4月11日(土)朝くもり、のち晴ときどきうすぐもり


 先日ポストした謎の虫の穴、アンナがちょうど虫が頭を出そうとしているところを見つけて撮影する。二つあるうちの小さい方で、大きい方はまだ寝ているらしく穴が閉まっている。虫にもそれぞれキャラクターがあるみたい、と言って笑う。我々も睡眠時間には差があり、概して私の方が短い。ただしパワーナップで補うことも多いが。
 昼食はクマニラわかめそば。デザートにアプリコットのクヌーデル。玄関前のひだまりに座ってこれをいただいていると、今日もまたシジュウカラの母鳥が出掛けて行った。我々にはあまり警戒心がないらしい。
 今日はベッドルームを掃除。
 ダイニングに降りていくと庭仕事をしていたアンナが、「ちょっと来てみて、解らないことがあって。あなた何でも識ってるんだからきっと解るでしょ」。私は別に物識りでも何でもないが彼女は冗談半分でしばしばこう言う。行ってみると彼女は「移動式温室」を組み立てているところであった。これは去年彼女が考案したもの。リヤカーの小さいやつにビニールの屋根をかけて鉢植えの苗をいろいろ載せ、雨風を防ぎ、また日なたや日陰を自由に移動させる。その二本ある支柱の寸法が合わない、と言うのだ。見ると確かに幅が全く足りない。まさか支柱が冬ごもりの間に縮まってしまうわけはないから、これは違うパーツなのではないか。よく見ると本体と支柱の色が少し違う。実はこれを昨秋分解したのは私であることを思い出した、ということはこれは私の責任だ。まずい。どこかに片づけたのだが、思い出せない。このとこ物忘れ多いからなあ。家の裏、ガラージの中そして裏、見つからない。こういう時私は「物」が私を呼んでくれることを想像する。オリジナルソング「it is strange whatsoever…」を鼻歌よろしく歌いながら、もう一つのガラージに入ってゆく、と、あった!立てかけた折りたたみ梯子の裏に。助かった。潜在意識のレベルでは憶えていたのかも知れない。
 夕食後、慣例でアンナにプルーフリーディングを頼む。このブログの本文は実は彼女に内容を確認してもらっている。私が口頭で英語に訳して聞いてもらう。だから日本語の細かい表現は私の限られた日本語力に依ることになるが、内容についてはしばしば鋭い指摘をくれるので、大きな助けになっている。さらに掲載の写真についても見てもらう。ヴィジュアルアーティストだから、この上なく強い味方だ。全く頭が上がらない。彼女の言うに、「あなたの書いていること、日本の典型的なお父さんのイメージとは随分違うんだろうな。だっていつも家事やったり、料理したりしているもの」。そうかも知れない。

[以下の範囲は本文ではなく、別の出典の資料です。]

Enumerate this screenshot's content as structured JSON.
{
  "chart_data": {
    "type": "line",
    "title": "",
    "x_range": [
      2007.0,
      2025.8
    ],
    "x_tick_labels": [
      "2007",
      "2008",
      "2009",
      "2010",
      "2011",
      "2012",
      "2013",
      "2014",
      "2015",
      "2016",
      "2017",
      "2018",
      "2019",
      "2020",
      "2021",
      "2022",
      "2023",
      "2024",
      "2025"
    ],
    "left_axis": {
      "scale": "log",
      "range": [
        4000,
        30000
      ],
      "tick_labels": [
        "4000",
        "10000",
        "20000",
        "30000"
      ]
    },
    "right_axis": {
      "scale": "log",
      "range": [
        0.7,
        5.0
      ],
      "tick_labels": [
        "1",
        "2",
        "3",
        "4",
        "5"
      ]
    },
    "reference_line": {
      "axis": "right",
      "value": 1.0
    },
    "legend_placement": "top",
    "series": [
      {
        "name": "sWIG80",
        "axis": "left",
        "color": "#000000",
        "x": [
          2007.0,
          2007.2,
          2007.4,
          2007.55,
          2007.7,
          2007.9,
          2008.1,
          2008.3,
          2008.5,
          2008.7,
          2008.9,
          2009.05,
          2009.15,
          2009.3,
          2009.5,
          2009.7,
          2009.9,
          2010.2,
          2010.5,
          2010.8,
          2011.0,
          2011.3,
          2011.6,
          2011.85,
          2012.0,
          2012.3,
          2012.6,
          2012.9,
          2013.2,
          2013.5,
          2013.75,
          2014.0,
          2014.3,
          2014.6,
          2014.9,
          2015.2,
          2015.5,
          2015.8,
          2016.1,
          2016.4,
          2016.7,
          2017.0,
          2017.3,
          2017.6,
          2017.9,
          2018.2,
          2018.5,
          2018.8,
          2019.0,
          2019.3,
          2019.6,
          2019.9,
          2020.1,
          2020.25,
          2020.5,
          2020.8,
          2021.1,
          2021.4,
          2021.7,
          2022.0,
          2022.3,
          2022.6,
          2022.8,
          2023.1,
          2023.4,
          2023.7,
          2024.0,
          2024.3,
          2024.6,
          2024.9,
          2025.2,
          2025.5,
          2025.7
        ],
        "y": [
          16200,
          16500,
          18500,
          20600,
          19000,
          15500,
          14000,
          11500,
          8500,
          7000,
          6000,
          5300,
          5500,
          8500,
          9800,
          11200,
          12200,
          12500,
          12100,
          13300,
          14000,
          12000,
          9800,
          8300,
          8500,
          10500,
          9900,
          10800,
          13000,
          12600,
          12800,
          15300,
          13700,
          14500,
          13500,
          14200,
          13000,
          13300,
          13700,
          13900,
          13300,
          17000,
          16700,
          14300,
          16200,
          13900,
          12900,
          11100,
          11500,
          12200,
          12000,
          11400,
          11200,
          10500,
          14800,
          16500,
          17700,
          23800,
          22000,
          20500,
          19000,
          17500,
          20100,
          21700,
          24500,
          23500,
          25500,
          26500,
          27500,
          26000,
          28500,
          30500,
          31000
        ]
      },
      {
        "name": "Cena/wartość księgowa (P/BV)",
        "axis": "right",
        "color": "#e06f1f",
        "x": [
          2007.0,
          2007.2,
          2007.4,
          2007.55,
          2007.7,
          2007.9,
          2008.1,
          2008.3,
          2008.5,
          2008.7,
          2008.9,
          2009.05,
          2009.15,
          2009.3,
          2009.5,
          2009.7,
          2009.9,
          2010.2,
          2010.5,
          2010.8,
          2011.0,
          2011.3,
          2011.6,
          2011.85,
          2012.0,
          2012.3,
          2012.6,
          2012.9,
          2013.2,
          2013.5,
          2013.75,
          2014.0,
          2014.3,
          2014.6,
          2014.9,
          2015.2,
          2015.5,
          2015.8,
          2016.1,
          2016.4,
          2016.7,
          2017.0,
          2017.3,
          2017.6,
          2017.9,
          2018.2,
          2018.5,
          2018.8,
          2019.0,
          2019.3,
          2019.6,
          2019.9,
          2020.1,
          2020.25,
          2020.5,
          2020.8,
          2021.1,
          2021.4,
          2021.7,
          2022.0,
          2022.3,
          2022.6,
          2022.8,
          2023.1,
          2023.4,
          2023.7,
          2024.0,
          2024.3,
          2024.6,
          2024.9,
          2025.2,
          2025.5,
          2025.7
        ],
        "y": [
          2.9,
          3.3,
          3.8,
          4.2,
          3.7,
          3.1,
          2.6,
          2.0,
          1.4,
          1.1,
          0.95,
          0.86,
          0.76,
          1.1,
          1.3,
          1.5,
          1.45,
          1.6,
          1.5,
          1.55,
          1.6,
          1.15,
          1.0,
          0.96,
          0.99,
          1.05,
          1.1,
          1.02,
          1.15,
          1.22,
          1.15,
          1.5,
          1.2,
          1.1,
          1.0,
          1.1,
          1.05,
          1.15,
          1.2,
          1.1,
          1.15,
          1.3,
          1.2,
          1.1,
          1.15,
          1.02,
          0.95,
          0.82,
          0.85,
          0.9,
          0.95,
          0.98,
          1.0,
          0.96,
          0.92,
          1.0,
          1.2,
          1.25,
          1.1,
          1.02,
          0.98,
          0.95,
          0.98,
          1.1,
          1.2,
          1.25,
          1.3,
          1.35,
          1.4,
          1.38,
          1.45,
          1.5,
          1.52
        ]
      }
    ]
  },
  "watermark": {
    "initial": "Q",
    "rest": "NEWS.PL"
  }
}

 就寝前、「やっぱり掃除した後のベッドルームは気持ちがいいね」と言ってもらって、ちょっとうれしくなった。私は単純だ。真夜中になったので、「ハッピーイースター」と言うと、「何にも知らないのね、普通それは土曜日に言うものよ。週末全体がイースターなんだから」。
 かくして、「何でも識ってる」どころか、私の常識の欠如がまた一つ露呈することになった。